Do Nurses at Brentwood Health Stick Around?

BRENTWOOD HEALTH CARE CENTER has a staff turnover rate of 42%, which is about average for California nursing homes (state average: 46%). Moderate turnover is common in nursing homes, but families should still ask about staff tenure and how the facility maintains care continuity when employees leave.

Was Brentwood Health Ever Fined?

BRENTWOOD HEALTH CARE CENTER has no federal fines on record. CMS issues fines when nursing homes fail to meet care standards or don't correct problems found during inspections. The absence of fines suggests the facility has either maintained compliance or corrected any issues before penalties were assessed. This is a positive indicator, though families should still review recent inspection reports for the full picture.

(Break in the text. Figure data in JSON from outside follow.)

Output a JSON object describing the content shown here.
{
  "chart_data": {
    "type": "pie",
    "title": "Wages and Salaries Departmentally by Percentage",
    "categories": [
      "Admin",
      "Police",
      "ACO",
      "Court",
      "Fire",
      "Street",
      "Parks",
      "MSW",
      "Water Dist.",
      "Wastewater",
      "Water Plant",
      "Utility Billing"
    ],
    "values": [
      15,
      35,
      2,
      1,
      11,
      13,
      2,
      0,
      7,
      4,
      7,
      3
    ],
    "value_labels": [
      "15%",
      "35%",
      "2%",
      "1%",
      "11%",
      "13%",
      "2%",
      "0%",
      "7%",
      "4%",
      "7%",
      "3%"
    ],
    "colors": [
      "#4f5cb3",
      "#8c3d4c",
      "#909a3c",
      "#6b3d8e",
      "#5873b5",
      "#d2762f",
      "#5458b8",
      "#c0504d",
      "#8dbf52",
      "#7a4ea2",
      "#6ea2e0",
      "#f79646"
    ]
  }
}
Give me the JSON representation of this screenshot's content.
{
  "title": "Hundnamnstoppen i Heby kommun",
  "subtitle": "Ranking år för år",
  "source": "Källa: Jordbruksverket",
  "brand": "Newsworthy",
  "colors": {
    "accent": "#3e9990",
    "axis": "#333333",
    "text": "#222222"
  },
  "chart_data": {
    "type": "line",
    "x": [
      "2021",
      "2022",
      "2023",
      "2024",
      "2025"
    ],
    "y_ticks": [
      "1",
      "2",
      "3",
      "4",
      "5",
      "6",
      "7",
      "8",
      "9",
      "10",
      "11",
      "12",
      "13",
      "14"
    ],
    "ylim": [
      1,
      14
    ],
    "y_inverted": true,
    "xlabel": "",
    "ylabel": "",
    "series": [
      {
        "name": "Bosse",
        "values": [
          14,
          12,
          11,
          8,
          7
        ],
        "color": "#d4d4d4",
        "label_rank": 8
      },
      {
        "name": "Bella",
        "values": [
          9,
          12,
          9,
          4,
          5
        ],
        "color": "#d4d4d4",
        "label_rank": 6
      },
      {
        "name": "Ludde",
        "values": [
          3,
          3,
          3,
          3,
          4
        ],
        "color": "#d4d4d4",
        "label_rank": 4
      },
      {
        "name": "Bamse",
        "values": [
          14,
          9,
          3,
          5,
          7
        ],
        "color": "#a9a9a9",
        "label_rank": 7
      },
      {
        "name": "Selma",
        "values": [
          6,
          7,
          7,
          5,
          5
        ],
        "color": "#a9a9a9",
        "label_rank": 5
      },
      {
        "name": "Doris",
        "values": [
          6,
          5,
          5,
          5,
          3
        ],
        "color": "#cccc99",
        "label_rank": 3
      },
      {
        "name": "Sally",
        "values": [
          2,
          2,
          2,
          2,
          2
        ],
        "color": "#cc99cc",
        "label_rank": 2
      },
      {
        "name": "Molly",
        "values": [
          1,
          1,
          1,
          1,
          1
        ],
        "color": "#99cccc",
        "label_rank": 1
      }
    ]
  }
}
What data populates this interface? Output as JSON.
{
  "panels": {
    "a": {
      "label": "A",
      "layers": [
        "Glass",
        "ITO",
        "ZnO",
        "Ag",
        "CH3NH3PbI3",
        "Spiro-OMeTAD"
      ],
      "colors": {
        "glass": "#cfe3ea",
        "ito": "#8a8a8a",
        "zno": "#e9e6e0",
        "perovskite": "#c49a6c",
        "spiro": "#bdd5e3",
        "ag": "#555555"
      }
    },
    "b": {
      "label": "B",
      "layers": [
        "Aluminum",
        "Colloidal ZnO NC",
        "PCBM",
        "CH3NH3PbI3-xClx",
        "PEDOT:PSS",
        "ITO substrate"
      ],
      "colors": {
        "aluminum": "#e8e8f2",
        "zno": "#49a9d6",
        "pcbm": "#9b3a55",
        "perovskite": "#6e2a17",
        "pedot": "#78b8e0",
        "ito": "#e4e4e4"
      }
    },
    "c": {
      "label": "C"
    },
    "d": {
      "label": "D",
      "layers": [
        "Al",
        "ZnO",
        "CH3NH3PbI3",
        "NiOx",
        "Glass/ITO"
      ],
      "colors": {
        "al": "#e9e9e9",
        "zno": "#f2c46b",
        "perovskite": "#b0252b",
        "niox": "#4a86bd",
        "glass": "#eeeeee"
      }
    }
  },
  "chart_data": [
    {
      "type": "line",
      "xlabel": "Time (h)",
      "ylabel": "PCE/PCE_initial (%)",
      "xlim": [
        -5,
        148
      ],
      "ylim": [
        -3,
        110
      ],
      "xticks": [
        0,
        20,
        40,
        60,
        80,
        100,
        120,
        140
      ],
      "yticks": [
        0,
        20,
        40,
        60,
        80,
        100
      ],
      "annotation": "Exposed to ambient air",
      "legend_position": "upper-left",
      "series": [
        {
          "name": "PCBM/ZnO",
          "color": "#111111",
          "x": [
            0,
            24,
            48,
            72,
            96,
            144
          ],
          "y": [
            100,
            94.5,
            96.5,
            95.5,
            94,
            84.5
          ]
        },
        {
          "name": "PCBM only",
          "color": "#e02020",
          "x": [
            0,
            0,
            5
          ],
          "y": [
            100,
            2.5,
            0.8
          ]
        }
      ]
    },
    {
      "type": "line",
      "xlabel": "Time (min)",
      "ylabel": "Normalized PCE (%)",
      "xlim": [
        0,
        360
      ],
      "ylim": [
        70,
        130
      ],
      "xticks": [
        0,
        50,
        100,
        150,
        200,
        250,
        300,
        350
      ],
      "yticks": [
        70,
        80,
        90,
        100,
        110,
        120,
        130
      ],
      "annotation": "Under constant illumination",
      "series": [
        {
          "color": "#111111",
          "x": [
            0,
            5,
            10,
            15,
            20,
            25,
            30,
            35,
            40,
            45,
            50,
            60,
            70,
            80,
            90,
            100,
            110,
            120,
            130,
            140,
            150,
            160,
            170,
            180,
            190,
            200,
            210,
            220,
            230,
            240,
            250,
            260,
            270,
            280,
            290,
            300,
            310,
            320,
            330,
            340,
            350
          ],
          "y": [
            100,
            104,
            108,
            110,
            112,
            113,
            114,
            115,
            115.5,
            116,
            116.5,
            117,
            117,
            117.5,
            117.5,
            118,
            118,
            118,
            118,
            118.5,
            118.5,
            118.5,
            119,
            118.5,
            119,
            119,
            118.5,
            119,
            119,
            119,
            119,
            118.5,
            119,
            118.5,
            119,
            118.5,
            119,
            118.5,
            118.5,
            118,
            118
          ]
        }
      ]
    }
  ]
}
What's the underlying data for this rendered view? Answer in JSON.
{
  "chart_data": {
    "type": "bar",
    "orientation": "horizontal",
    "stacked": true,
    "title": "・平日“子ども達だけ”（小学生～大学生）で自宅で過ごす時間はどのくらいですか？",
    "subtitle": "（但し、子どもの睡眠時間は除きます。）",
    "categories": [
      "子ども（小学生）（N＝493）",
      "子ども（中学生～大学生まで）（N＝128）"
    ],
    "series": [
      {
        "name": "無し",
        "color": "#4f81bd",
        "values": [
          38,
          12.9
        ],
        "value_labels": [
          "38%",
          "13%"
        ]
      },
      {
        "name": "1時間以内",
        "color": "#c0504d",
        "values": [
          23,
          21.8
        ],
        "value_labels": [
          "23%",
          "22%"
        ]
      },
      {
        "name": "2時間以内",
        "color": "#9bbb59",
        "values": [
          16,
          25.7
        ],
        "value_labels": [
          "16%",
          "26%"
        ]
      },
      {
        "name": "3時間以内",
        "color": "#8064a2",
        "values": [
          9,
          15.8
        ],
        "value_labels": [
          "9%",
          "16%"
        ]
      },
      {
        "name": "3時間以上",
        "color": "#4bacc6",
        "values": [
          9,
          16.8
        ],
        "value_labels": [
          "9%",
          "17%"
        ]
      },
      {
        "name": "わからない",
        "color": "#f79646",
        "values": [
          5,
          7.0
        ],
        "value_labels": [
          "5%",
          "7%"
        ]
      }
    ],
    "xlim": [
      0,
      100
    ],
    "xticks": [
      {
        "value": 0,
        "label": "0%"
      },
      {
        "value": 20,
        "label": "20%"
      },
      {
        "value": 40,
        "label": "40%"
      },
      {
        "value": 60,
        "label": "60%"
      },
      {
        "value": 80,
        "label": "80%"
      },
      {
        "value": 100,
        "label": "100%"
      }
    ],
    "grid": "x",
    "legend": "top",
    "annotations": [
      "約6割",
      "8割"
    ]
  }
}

Is Brentwood Health on Any Federal Watch List?

BRENTWOOD HEALTH CARE CENTER is not on any federal watch list. The most significant is the Special Focus Facility (SFF) program, which identifies the bottom 1% of nursing homes nationally based on persistent, serious quality problems. Not being on this list means the facility has avoided the pattern of deficiencies that triggers enhanced federal oversight. This is a positive indicator, though families should still review the facility's inspection history directly.